Senator Bernie Sanders of Vermont has broadly supported progressive drug policy reform for many decades.
In a 1972 senatorial campaign in Vermont, he pledged to “abolish all laws dealing with abortion, drugs, [and] sexual behaviour”, although he no longer voices support for legalising all drugs.
Sanders has long-supported cannabis reform. In 1995, he cosponsored a bill to legalise medical cannabis at the federal level, and – in 2015 – he filed the first ever bill to end the federal prohibition of the drug. He has consistently advocated for all non-violent cannabis offences to be expunged from people’s records in jurisdictions where cannabis prohibition has ended. Nationwide cannabis legalisation is a cornerstone of his current campaign.
He has slammed the drug war for having harmed "millions of lives through the arrest and jailing of people for nonviolent crimes", and has sharply criticised the approach's disproportionate impact upon people of colour.
He has also opposed the imprisonment of people for problematic drug use. In his 2016 book, Our Revolution, he wrote: “People are dying every day from overdose. But the solution is not to lock up addicts. We have to treat substance abuse as a serious public health issue rather than a criminal issue, so that all people – regardless of their income – can get the help they need.”
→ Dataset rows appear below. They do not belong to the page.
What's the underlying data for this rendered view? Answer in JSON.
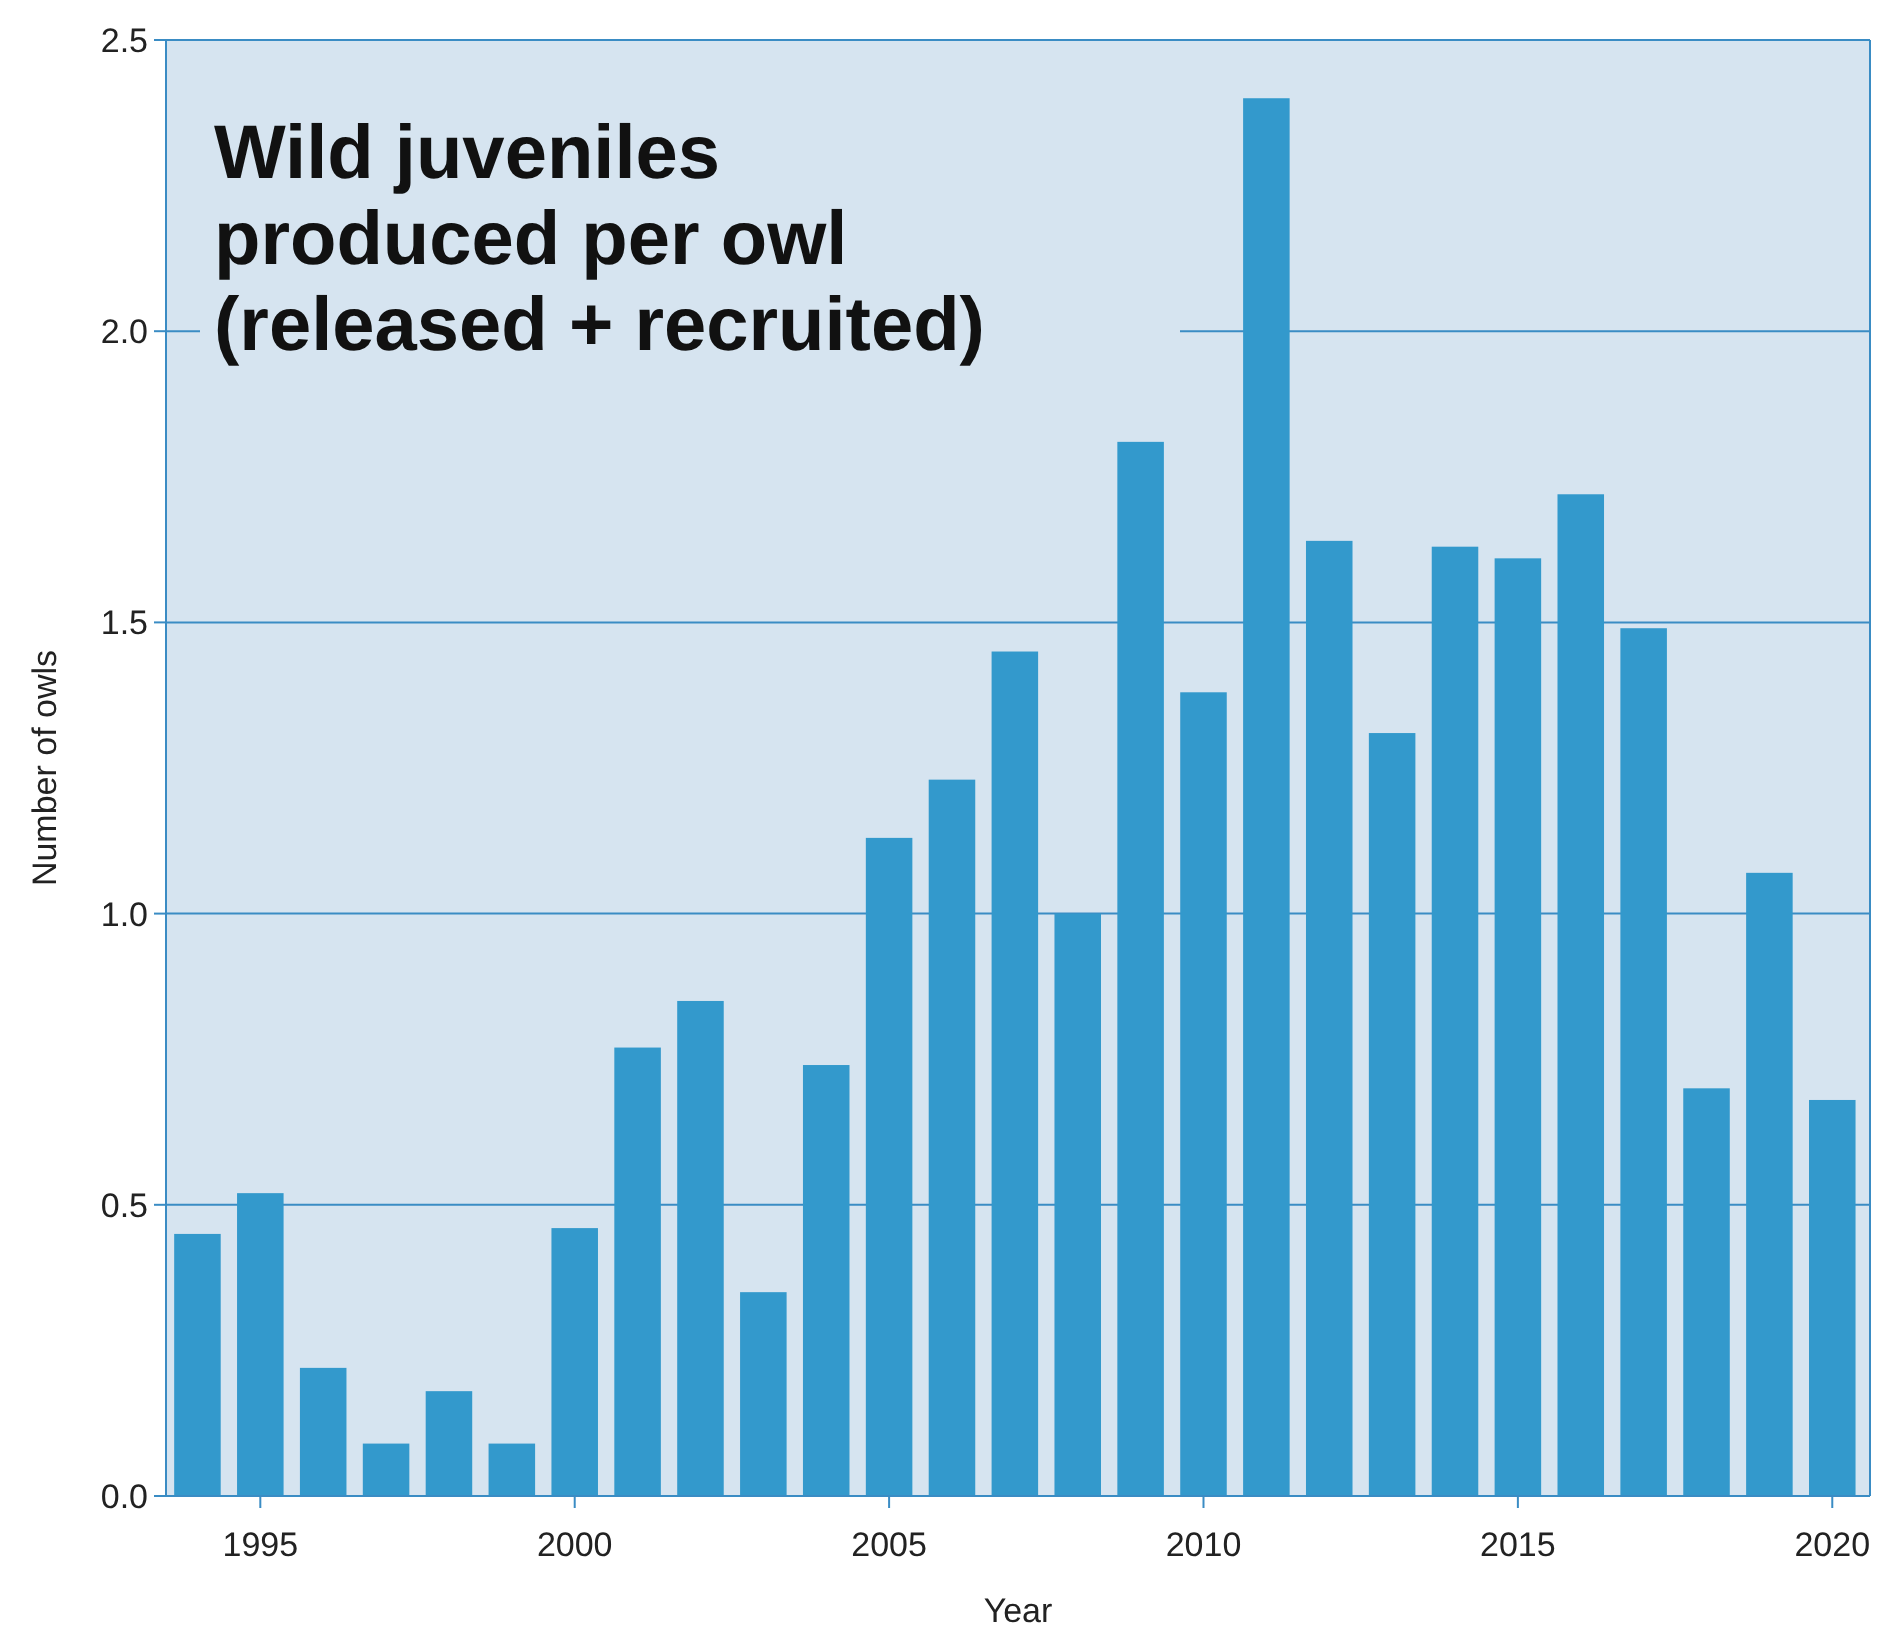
{
  "chart_data": {
    "type": "bar",
    "title": "Wild juveniles\nproduced per owl\n(released + recruited)",
    "xlabel": "Year",
    "ylabel": "Number of owls",
    "x": [
      1994,
      1995,
      1996,
      1997,
      1998,
      1999,
      2000,
      2001,
      2002,
      2003,
      2004,
      2005,
      2006,
      2007,
      2008,
      2009,
      2010,
      2011,
      2012,
      2013,
      2014,
      2015,
      2016,
      2017,
      2018,
      2019,
      2020
    ],
    "values": [
      0.45,
      0.52,
      0.22,
      0.09,
      0.18,
      0.09,
      0.46,
      0.77,
      0.85,
      0.35,
      0.74,
      1.13,
      1.23,
      1.45,
      1.0,
      1.81,
      1.38,
      2.4,
      1.64,
      1.31,
      1.63,
      1.61,
      1.72,
      1.49,
      0.7,
      1.07,
      0.68
    ],
    "color": "#3399cc",
    "xlim": [
      1993.5,
      2020.6
    ],
    "xticks": [
      1995,
      2000,
      2005,
      2010,
      2015,
      2020
    ],
    "ylim": [
      0,
      2.5
    ],
    "yticks": [
      {
        "value": 0,
        "label": "0.0"
      },
      {
        "value": 0.5,
        "label": "0.5"
      },
      {
        "value": 1,
        "label": "1.0"
      },
      {
        "value": 1.5,
        "label": "1.5"
      },
      {
        "value": 2,
        "label": "2.0"
      },
      {
        "value": 2.5,
        "label": "2.5"
      }
    ],
    "grid": "y"
  }
}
Warren has also demonstrated a strong desire for broader criminal justice reform.
“We need criminal justice reform and we need it now,” her website states. “That means ending racial disparities in our justice system. It means banning private prisons. It means embracing community policing and demilitarising our local police forces. It means comprehensive sentencing reform and rewriting our laws to decriminalise marijuana.”
Primaries and caucuses for the Democratic nomination will begin in early 2020.